Nous souffrons de ces insultes d'autant que nous les ressentons comme
des cataplasmes imposés qui ne nous représentent pas, mais vis-à-vis
desquels nous devons faire bonne figure et donner le change. Dans nos
relations de couple, ces anathèmes nous marquent et nous créent des
motifs de doutes à propos de l'engagement de nos compagnons. Il en fut
bien ainsi pour Pierre et moi : mes écarts et les siens ne furent rien
face au poids de jugements traditionnellement malveillants qui nous
clouent au pilori et nous laissent sur la peau une odeur et un goût de
souffre. La difficulté d'être tient aussi à l'obligation que nous avons
d'assumer ce dont on nous accuse mais qui ne nous correspond pas.
Cocteau écrivit : " Je suis plus fier des vices que j'ai que de ceux que
l'on me prête ! " Oui, nous accuser de légèreté nous nuit beaucoup plus
qu'il n'y paraît. L'accusation est fausse mais nous fait porter le
tribut de la rumeur qui jamais ne se dément.
" Quand les hommes vivront d'amour
Il n'y aura plus de misère
Les soldats seront troubadours
Et nous, nous serons morts mon frère. "
J'espère
souvent avec le poète, Raymond Lévesque, qui a écrit ces vers pour
Robert Charlebois et Gilles Vignot, que cette fable chantée se réalisera
un jour. Cependant parlons-nous du même amour ? En ce qui me concerne,
je souhaite vraiment que l'amour charnel entre hommes puisse être vécu
librement, ouvertement. De mon point de vue, c'est le plus sûr moyen de
déjouer les vilenies et les guerres : comment envisager en effet
d'envoyer au combat meurtrier, un être de chair et de sens que nous
pourrions désirer, aimer ? Pour Lévesque par contre, sa référence à
l'amour, me semble proche de celle des religieux : un amour idéal et
collectif qui permettrait à chacun de respecter son prochain. Comment
une conception aussi traditionnelle a-t-elle pu inspirer un poète
résolument anticonformiste ? Mystère de la pensée ! Non, mystère du
langage. Il est parfaitement évident que le contexte dans lequel
Lévesque écrit ces quatre vers est absolument dénué de toute allusion à
l'homosexualité.

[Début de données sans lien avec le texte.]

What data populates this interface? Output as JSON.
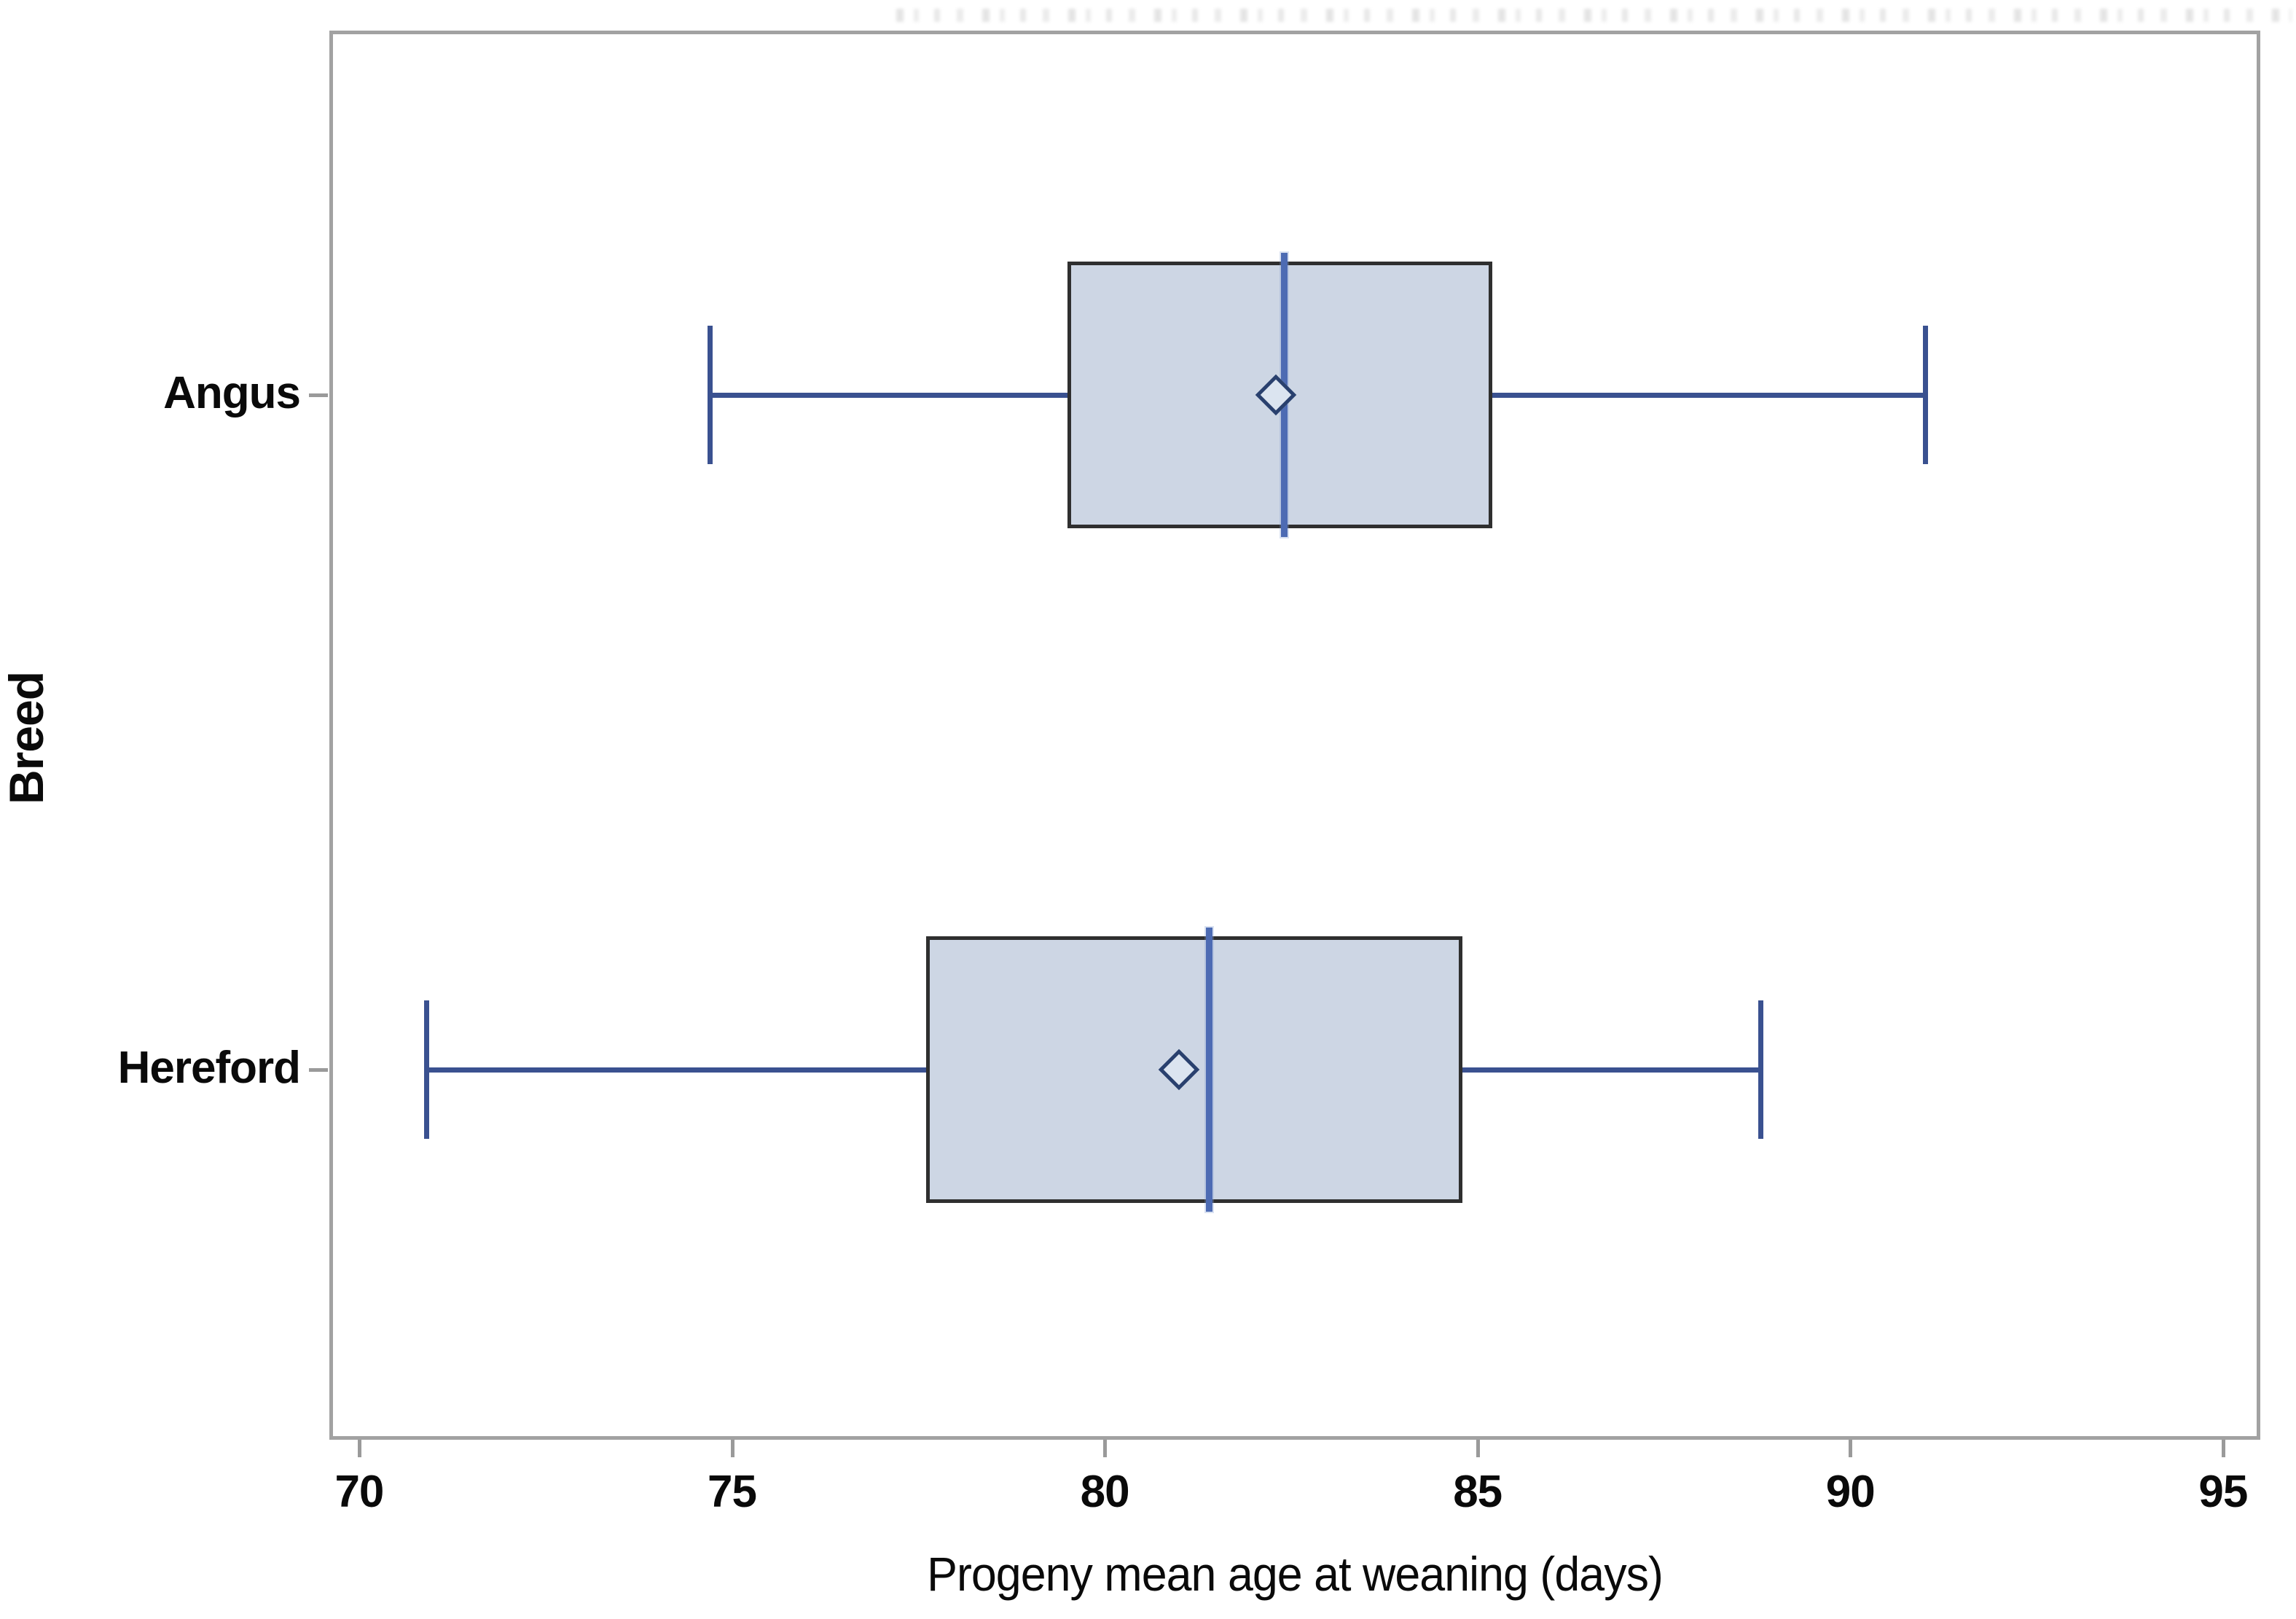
{
  "chart_data": {
    "type": "boxplot",
    "orientation": "horizontal",
    "title": "",
    "clipped_title_visible": true,
    "xlabel": "Progeny mean age at weaning (days)",
    "ylabel": "Breed",
    "categories": [
      "Angus",
      "Hereford"
    ],
    "series": [
      {
        "name": "Angus",
        "whisker_low": 74.7,
        "q1": 79.5,
        "median": 82.4,
        "mean": 82.3,
        "q3": 85.2,
        "whisker_high": 91.0
      },
      {
        "name": "Hereford",
        "whisker_low": 70.9,
        "q1": 77.6,
        "median": 81.4,
        "mean": 81.0,
        "q3": 84.8,
        "whisker_high": 88.8
      }
    ],
    "x_ticks": [
      70,
      75,
      80,
      85,
      90,
      95
    ],
    "xlim": [
      69.6,
      95.5
    ],
    "grid": false,
    "legend": "none",
    "colors": {
      "frame": "#a2a2a2",
      "tick": "#9a9a9a",
      "text": "#0a0a0a",
      "box_fill": "#cdd6e4",
      "box_border": "#2f2f2f",
      "whisker": "#3a5190",
      "median": "#4d6bb3",
      "mean_marker": "#29406e"
    }
  }
}
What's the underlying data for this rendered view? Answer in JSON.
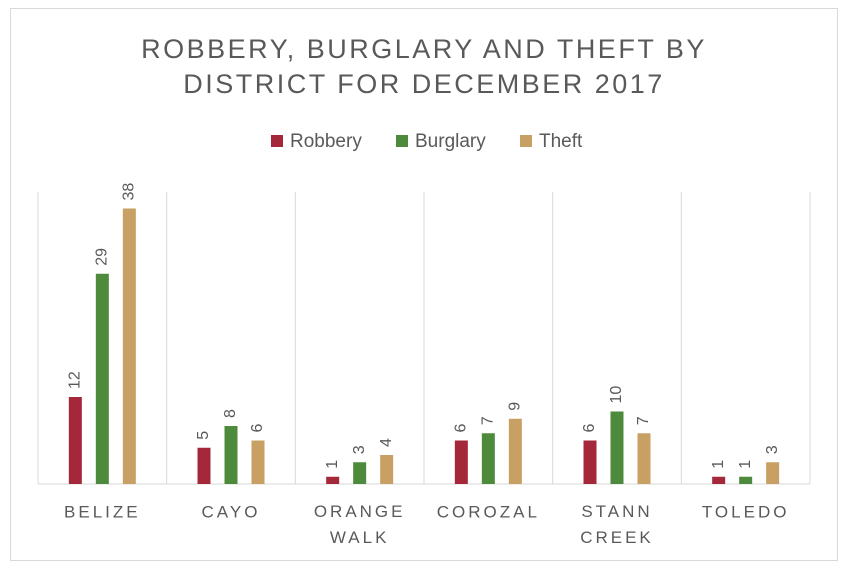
{
  "chart_data": {
    "type": "bar",
    "title": [
      "ROBBERY, BURGLARY AND THEFT BY",
      "DISTRICT FOR DECEMBER 2017"
    ],
    "categories": [
      "BELIZE",
      "CAYO",
      "ORANGE WALK",
      "COROZAL",
      "STANN CREEK",
      "TOLEDO"
    ],
    "series": [
      {
        "name": "Robbery",
        "color": "#a4283a",
        "values": [
          12,
          5,
          1,
          6,
          6,
          1
        ]
      },
      {
        "name": "Burglary",
        "color": "#4e8a3c",
        "values": [
          29,
          8,
          3,
          7,
          10,
          1
        ]
      },
      {
        "name": "Theft",
        "color": "#c9a063",
        "values": [
          38,
          6,
          4,
          9,
          7,
          3
        ]
      }
    ],
    "ylim": [
      0,
      40
    ],
    "legend": "top",
    "category_separators": true
  }
}
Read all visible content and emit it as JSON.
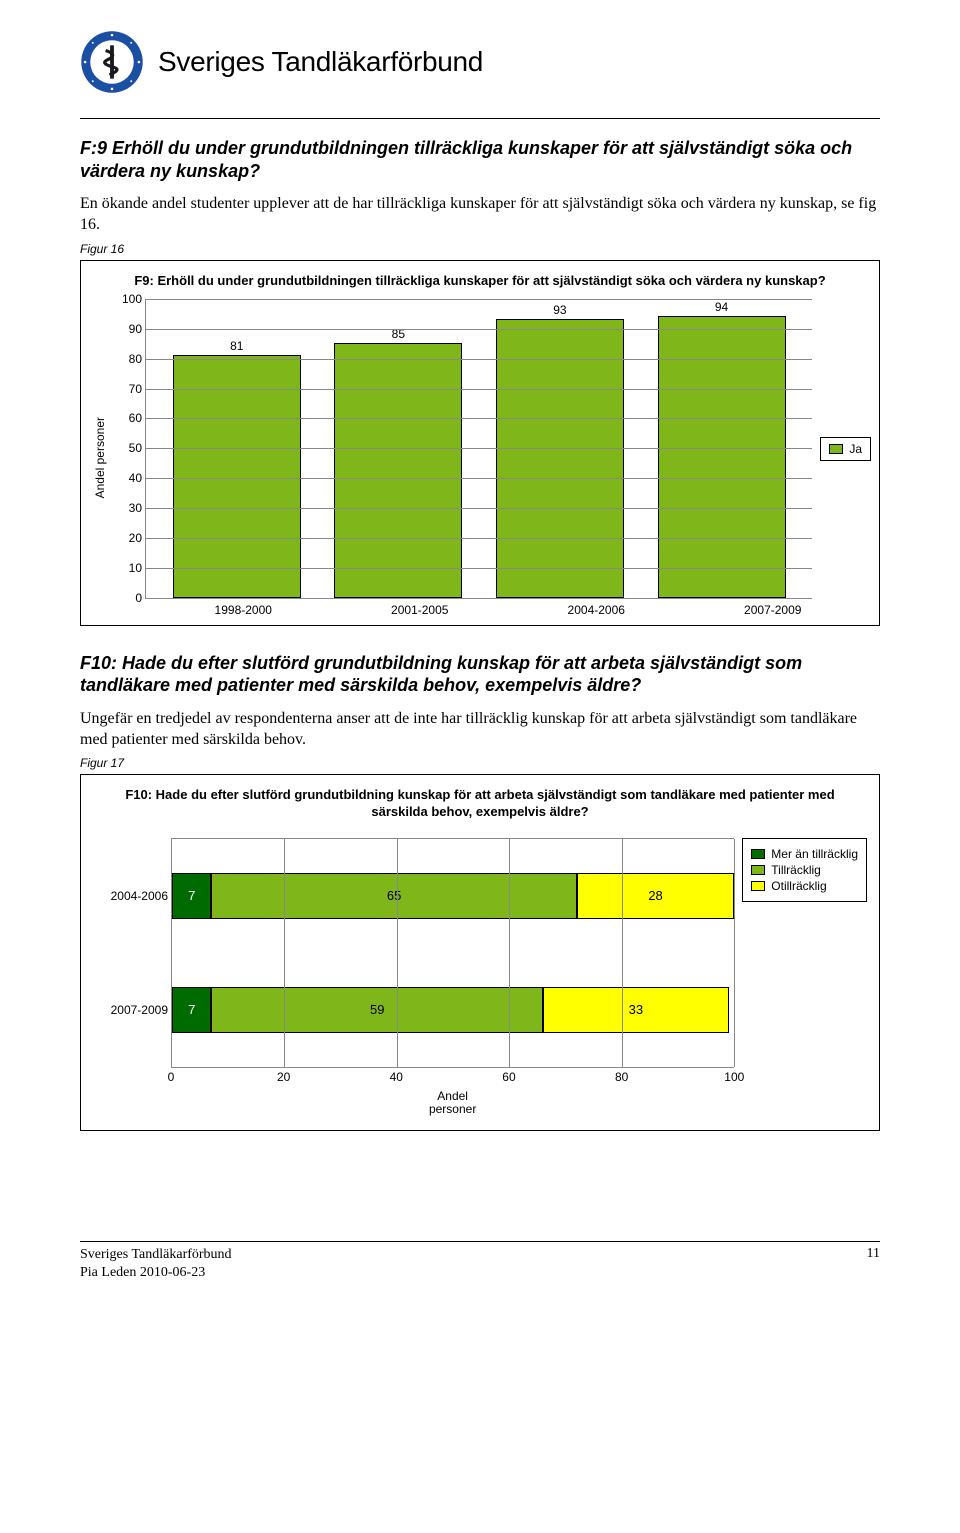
{
  "header": {
    "org_name": "Sveriges Tandläkarförbund",
    "logo": {
      "ring_color": "#1a4fa3",
      "inner_color": "#ffffff",
      "ring_text_color": "#ffffff"
    }
  },
  "section1": {
    "heading": "F:9 Erhöll du under grundutbildningen tillräckliga kunskaper för att självständigt söka och värdera ny kunskap?",
    "paragraph": "En ökande andel studenter upplever att de har tillräckliga kunskaper för att självständigt söka och värdera ny kunskap, se fig 16.",
    "figure_label": "Figur 16"
  },
  "chart1": {
    "type": "bar",
    "title": "F9: Erhöll du under grundutbildningen tillräckliga kunskaper för att självständigt söka och värdera ny kunskap?",
    "y_label": "Andel personer",
    "categories": [
      "1998-2000",
      "2001-2005",
      "2004-2006",
      "2007-2009"
    ],
    "values": [
      81,
      85,
      93,
      94
    ],
    "bar_color": "#7fb61a",
    "bar_border": "#000000",
    "y_ticks": [
      0,
      10,
      20,
      30,
      40,
      50,
      60,
      70,
      80,
      90,
      100
    ],
    "y_max": 100,
    "grid_color": "#888888",
    "legend": {
      "label": "Ja",
      "color": "#7fb61a"
    }
  },
  "section2": {
    "heading": "F10: Hade du efter slutförd grundutbildning kunskap för att arbeta självständigt som tandläkare med patienter med särskilda behov, exempelvis äldre?",
    "paragraph": "Ungefär en tredjedel av respondenterna anser att de inte har tillräcklig kunskap för att arbeta självständigt som tandläkare med patienter med särskilda behov.",
    "figure_label": "Figur 17"
  },
  "chart2": {
    "type": "stacked-horizontal-bar",
    "title": "F10: Hade du efter slutförd grundutbildning kunskap för att arbeta självständigt som tandläkare med patienter med särskilda behov, exempelvis äldre?",
    "x_label_line1": "Andel",
    "x_label_line2": "personer",
    "x_ticks": [
      0,
      20,
      40,
      60,
      80,
      100
    ],
    "x_max": 100,
    "grid_color": "#888888",
    "rows": [
      {
        "label": "2004-2006",
        "segments": [
          {
            "value": 7,
            "color": "#006b00",
            "text_color": "#ffffff"
          },
          {
            "value": 65,
            "color": "#7fb61a",
            "text_color": "#000000"
          },
          {
            "value": 28,
            "color": "#ffff00",
            "text_color": "#000000"
          }
        ]
      },
      {
        "label": "2007-2009",
        "segments": [
          {
            "value": 7,
            "color": "#006b00",
            "text_color": "#ffffff"
          },
          {
            "value": 59,
            "color": "#7fb61a",
            "text_color": "#000000"
          },
          {
            "value": 33,
            "color": "#ffff00",
            "text_color": "#000000"
          }
        ]
      }
    ],
    "legend": [
      {
        "label": "Mer än tillräcklig",
        "color": "#006b00"
      },
      {
        "label": "Tillräcklig",
        "color": "#7fb61a"
      },
      {
        "label": "Otillräcklig",
        "color": "#ffff00"
      }
    ]
  },
  "footer": {
    "line1": "Sveriges Tandläkarförbund",
    "line2": "Pia Leden 2010-06-23",
    "page": "11"
  }
}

Comment pourrait-il d'ailleurs y penser, lui qui n'a
jamais loué que l'amour des femmes ! Charlebois, son interprète, ne fait
alors qu'exalter les valeurs morales habituelles, les reprenant à son
compte pour les grandir. J'imagine sa réaction si j'avais pu lui faire
part des références à la sensualité mâle qu'elle m'inspire. Il aurait
désapprouvé aussi fortement qu'un André Breton était opposé à la " chose
sexuelle entre hommes ", par antipathie primaire et rétrograde, ne
pouvant vanter que sa jouissance normalisée. Etrange pour des esprits
prétendument ouverts et libertaires.
S'est-on jamais avisé pourtant que la clairvoyance de l'homosexuel colle
surtout à sa difficulté sociale, à son statut d'exclus, au viol de lui
et de son intimité par le monde hétéro-normé qui l'a marginalisé,
repoussé et caricaturé souvent dans des conditions indignes et par des
allusions inqualifiables tellement éloignées de sa nature et de son goût
de l'homme que ç'en est grotesque. La société s'arroge le droit de
juger. C'est d'autant plus inadmissible que ce jugement est biaisé par
une hypocrisie archaïque et dissimulatrice, mise en place pour cacher
les travers les plus sordides de ceux qui nous blâment.
La position
de l'homo, même avec les avancées connues de nos jours, est encore bien
inconfortable et injuste. Des contraintes sociales le conduisent vers
des comportements parfois inconstants. Ils lui sont toujours vivement
reprochés, comme s'ils étaient le reflet de sa nature, alors qu'ils ne
font que démontrer le manque d'acceptation et de considération entourant
sa vie. Pauvres de nous, qui sommes des mal aimés ! Aucune institution
sociale, mariage ou adoption d'enfants, ne nous permet de nous
positionner dans la société de façon épanouissante et stable. Nous
sommes des oiseaux sur la branche à qui certains concèdent quelques
droits mais surtout des contraintes.
Il n'y a pas si longtemps, encore, on accusait l'homosexuel de ne
pouvoir vivre des relations amoureuses que dans des endroits malsains.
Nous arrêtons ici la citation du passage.